Appellants continued to graze their cattle on Reservation lands, and in June those lands were sprayed with DDT. As a result, the cattle could not be sold that fall but had to be held over for sale the following year. Appellants allegedly suffered financial injury due to the weight loss of the cattle and the costs of winter maintenance.

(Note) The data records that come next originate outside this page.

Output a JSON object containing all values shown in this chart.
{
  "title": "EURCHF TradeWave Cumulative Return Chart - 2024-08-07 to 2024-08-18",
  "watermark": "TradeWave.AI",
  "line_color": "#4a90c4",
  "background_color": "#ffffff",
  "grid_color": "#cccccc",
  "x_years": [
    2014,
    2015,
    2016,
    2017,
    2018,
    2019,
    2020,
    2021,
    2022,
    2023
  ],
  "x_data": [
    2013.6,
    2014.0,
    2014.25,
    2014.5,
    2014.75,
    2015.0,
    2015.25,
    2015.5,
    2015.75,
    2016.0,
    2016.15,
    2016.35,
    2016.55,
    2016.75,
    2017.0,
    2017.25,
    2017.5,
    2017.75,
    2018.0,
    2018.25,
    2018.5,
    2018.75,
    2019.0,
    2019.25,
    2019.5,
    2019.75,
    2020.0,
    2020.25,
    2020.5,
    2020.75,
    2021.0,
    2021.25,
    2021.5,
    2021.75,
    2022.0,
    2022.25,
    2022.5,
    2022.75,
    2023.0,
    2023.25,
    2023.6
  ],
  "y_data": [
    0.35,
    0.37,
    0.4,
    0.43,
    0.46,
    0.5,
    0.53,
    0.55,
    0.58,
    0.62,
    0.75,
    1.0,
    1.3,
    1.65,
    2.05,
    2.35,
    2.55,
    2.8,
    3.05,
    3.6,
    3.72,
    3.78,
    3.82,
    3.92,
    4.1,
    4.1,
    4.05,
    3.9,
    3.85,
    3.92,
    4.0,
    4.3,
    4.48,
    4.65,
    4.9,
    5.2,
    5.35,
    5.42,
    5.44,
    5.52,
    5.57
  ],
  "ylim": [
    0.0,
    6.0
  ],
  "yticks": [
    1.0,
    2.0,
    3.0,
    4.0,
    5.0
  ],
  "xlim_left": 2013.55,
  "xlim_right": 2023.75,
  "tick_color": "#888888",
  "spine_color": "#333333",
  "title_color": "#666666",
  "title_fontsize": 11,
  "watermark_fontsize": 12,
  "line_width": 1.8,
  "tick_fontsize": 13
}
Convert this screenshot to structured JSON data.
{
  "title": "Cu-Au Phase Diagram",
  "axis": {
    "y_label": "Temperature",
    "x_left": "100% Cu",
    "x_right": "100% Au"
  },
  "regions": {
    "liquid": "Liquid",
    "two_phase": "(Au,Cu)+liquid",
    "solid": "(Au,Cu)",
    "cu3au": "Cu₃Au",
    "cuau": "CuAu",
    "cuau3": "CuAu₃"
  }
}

Appellants brought suit under the FTCA, alleging negligence, trespass, and noncompliance with the EPA order. Appellants also alleged an unconstitutional taking of property by the United States. However, the parties agreed that the district court lacked jurisdiction over the taking claim and that if appellants did not prevail on their FTCA claims, the taking claim should be transferred to the Court of Claims, pursuant to 28 U.S.C. § 1406(c) (1976). At trial, most of the facts were stipulated. The district court found that the government's decision to use DDT was an act of discretion protected by the discretionary function exception to the FTCA. The court also found that the letter sent to appellants by the Bureau of Indian Affairs contained material misstatements and omissions. The court concluded, however, that the government was not liable because of the misrepresentation exception. The court thus dismissed appellants' tort claims and transferred the taking claim to the Court of Claims. Appellants appeal the dismissal of their FTCA claims.

II.

THE MISREPRESENTATION EXCEPTION

Appellants' principal contention is that the government is liable for its failure adequately to warn them of the full consequences of its DDT program. Although the district court found that the Bureau's notice letter contained material misstatements and omissions, it held that liability was precluded by the misrepresentation exception in 28 U.S.C. § 2680(h) (1976). Seeking to avoid this exception, appellants assert that the government's liability rests on its failure to discharge its duty to warn, not on its false statements in the notice letter. Appellants also argue that the misrepresentation exception is applicable only when the government has no duty to provide information to the persons injured by the misrepresentation.1

We cannot accept appellants' arguments. Giving false information is a type of failure to give true information. Nothing should turn on the inclusion of the former in the latter nor upon the ease with which imparting false information can be described as a failure to impart true information. Nor does the case law support the appellant. The misrepresentation exception has been held to bar suits based on a failure to give any warning to injured parties. E. g., City and County of San Francisco v. United States, 615 F.2d 498, 504-05 (9th Cir. 1980); Preston v. United States, 596 F.2d 232 (7th Cir. 1979); Cargill v. United States, 426 F.Supp. 127 (D.Minn.1976). Nor does the existence of a duty on the part of the government to provide information to the plaintiffs render the exception inapplicable. In United States v. Neustadt, 366 U.S. 696, 81 S.Ct. 1294, 6 L.Ed.2d 614 (1961), the Supreme Court held that the misrepresentation exception precluded the claim of the buyers of a house who had relied to their detriment on a careless and inaccurate FHA appraisal. In so holding the Court acknowledged that "it may be said that the Government owes a 'specific duty' to obtain and communicate information carefully, lest the intended recipient be misled to his financial harm." Id. at 710, 81 S.Ct. at 1302.